L-R: Ricardo Garcia Vilanova and Javier Espinosa upon their arrival at a military airbase in Madrid, after they were freed by the terror group. Photo: AP
Javier Espinosa, Ricardo Garcia Vilanova and Marc Marginedas
Three Spanish journalists who were released last March after being held hostage for months.
Espinosa, 49, and Vilanova, 42, were seized on September 16 as they tried to cross the Syrian border to Turkey.
Vilanova is a freelance photographer.
Award-winning reporter Espinosa has been a Middle East correspondent for El Mundo since 2002 and is based in Beirut. When he returned home, he was pictured running to embrace his son on the tarmac.

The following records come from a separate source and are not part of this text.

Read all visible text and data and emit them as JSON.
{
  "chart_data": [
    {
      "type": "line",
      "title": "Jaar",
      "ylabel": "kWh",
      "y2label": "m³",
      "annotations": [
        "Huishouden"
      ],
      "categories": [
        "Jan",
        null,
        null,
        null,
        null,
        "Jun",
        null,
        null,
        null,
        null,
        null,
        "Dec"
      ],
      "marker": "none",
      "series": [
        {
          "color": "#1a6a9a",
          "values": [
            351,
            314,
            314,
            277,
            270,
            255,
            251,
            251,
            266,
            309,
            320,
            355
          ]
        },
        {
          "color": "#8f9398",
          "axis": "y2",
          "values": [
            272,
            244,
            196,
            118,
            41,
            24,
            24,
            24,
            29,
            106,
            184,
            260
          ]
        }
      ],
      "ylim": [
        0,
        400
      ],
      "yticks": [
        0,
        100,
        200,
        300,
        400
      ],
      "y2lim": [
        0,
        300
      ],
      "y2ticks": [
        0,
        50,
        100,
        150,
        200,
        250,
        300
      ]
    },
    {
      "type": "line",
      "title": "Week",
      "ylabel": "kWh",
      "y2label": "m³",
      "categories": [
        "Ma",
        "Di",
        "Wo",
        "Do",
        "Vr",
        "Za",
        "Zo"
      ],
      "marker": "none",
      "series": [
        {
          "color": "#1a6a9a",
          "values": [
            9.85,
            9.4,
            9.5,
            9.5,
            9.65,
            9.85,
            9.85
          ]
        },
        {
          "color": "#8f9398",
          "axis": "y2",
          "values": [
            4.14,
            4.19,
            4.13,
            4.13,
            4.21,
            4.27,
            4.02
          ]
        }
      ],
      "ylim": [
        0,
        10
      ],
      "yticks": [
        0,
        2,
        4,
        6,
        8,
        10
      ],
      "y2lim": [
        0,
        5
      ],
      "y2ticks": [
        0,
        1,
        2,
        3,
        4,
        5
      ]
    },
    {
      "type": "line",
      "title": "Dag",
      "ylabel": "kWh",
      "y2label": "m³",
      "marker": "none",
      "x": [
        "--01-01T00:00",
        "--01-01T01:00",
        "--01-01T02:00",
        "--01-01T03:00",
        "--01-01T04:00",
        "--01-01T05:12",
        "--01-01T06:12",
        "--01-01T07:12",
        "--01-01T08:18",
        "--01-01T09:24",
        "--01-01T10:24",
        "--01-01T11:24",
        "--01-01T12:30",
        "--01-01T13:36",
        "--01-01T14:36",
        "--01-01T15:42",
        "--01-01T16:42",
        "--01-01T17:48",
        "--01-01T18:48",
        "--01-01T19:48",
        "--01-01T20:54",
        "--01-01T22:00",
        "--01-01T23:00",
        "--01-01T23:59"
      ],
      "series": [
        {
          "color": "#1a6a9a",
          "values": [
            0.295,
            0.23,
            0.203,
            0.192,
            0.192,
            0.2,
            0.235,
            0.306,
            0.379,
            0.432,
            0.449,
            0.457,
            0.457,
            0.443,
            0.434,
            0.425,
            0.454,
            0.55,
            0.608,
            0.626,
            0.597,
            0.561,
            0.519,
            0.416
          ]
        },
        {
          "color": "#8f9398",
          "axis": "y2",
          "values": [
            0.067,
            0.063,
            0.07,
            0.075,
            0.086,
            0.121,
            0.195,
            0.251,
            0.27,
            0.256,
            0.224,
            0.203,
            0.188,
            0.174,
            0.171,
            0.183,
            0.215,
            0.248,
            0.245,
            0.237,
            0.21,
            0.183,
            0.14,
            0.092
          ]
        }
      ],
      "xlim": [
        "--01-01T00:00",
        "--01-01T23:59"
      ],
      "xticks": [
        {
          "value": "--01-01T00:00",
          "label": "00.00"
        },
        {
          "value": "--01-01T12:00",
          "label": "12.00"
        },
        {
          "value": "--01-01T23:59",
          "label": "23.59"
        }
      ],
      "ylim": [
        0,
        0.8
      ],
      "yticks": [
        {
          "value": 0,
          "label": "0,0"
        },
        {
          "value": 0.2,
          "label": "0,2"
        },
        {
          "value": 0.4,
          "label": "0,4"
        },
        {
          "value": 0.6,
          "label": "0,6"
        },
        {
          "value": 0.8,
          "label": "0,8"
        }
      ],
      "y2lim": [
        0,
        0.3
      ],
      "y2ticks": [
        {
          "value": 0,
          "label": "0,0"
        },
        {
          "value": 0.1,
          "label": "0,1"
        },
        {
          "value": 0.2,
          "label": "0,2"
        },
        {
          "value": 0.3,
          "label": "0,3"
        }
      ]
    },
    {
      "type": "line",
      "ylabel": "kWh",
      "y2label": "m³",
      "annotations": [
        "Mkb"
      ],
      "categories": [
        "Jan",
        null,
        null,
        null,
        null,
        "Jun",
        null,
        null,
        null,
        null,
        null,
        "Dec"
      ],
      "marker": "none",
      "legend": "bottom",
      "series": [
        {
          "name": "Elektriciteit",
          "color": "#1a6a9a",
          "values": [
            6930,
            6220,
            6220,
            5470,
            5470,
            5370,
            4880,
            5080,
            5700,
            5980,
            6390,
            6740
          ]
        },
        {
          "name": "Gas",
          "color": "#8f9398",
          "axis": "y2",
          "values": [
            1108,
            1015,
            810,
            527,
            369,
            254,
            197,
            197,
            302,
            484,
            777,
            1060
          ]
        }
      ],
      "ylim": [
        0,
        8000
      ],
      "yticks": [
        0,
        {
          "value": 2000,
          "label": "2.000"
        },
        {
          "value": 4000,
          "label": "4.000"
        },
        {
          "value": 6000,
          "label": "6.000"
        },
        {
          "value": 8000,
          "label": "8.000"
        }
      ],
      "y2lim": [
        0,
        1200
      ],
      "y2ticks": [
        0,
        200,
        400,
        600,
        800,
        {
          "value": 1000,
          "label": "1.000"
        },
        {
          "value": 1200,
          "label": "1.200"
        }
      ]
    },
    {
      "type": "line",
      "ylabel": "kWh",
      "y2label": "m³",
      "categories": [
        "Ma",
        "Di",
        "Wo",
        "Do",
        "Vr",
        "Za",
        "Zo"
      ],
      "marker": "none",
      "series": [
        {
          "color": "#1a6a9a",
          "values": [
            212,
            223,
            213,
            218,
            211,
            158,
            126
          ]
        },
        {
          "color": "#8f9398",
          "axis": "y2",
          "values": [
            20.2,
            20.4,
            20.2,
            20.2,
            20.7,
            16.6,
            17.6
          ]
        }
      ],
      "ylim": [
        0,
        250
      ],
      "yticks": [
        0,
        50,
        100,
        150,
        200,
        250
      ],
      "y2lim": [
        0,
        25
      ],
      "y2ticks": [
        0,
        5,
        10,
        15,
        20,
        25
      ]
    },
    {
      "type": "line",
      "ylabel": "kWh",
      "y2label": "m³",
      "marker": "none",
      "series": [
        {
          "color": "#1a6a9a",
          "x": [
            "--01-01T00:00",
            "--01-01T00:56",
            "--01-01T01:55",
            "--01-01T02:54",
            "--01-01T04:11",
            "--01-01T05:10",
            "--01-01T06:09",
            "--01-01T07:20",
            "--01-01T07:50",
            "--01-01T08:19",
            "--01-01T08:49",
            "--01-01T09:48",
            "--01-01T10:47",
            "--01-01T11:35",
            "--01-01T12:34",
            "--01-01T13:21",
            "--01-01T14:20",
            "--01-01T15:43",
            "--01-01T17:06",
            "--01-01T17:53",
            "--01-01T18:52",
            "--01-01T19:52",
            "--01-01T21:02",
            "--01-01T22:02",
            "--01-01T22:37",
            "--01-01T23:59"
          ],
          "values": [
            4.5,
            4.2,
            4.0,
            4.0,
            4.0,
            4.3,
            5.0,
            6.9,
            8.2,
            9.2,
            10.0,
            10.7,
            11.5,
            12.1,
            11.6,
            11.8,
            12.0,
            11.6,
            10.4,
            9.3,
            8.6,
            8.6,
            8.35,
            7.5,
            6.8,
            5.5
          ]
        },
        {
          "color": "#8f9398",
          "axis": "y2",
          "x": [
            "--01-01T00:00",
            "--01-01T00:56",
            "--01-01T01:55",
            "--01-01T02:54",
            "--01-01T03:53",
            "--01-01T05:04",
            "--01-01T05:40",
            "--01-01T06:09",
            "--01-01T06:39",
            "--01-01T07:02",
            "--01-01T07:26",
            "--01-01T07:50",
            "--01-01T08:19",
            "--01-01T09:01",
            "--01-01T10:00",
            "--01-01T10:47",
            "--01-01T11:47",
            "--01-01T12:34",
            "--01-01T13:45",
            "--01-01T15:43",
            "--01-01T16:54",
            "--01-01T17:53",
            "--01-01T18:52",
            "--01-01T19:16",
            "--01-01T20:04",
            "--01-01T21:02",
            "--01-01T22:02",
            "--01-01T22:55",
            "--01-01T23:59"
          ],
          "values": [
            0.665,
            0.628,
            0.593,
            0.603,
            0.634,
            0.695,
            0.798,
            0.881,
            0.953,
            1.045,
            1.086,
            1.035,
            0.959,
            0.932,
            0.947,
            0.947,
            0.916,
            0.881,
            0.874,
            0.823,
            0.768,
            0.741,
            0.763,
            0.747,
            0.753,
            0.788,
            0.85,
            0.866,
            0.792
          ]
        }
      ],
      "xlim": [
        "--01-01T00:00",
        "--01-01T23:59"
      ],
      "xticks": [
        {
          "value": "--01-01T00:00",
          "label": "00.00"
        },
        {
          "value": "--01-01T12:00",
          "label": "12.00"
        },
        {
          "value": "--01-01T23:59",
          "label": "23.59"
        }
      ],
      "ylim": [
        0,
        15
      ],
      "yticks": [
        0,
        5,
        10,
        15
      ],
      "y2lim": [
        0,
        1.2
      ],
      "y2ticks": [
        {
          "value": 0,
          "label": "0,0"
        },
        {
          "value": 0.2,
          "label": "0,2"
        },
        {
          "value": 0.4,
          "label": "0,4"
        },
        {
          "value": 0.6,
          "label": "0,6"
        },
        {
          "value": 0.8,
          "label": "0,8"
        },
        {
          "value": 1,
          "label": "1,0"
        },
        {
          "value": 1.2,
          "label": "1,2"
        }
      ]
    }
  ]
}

"Pure happiness," wrote Espinosa's girlfriend, the journalist Monica Garcia Prieto, on Twitter.
The third Spanish journalist, Marc Marginedas, who was seized separately in Syria in September was also freed. He is a correspondent for El Periodico.

From left: Edouard Elias, Didier Francois and Nicolas Henin (with his children) breathe a sigh of relief after arriving in Paris. Photo: Reuters
Edouard Elias, Didier Francois, Nicolas Henin and Pierre Torres
They were released in April after being held hostage for 10 months.
Francois and Elias, a freelance photographer, work for Europe 1 radio. Henin and Torres are freelance journalists.
The four went missing in June 2013 in two incidents. Two of the French journalists were taken after being interrogated by extremist fighters of the Islamic State of Iraq and the Levant in the eastern province of Raqqa.
According to a Syrian activist, Henin and Torres aroused the fighters' suspicion after he and the two journalists entered a school and asked to take photographs of them as they played football.
Nicolas Hammarstrom and Magnus Falkehed
The Swedish freelance journalists were released in early January after a month and a half in captivity.
Swedish officials declined to say who seized them or how they were set free.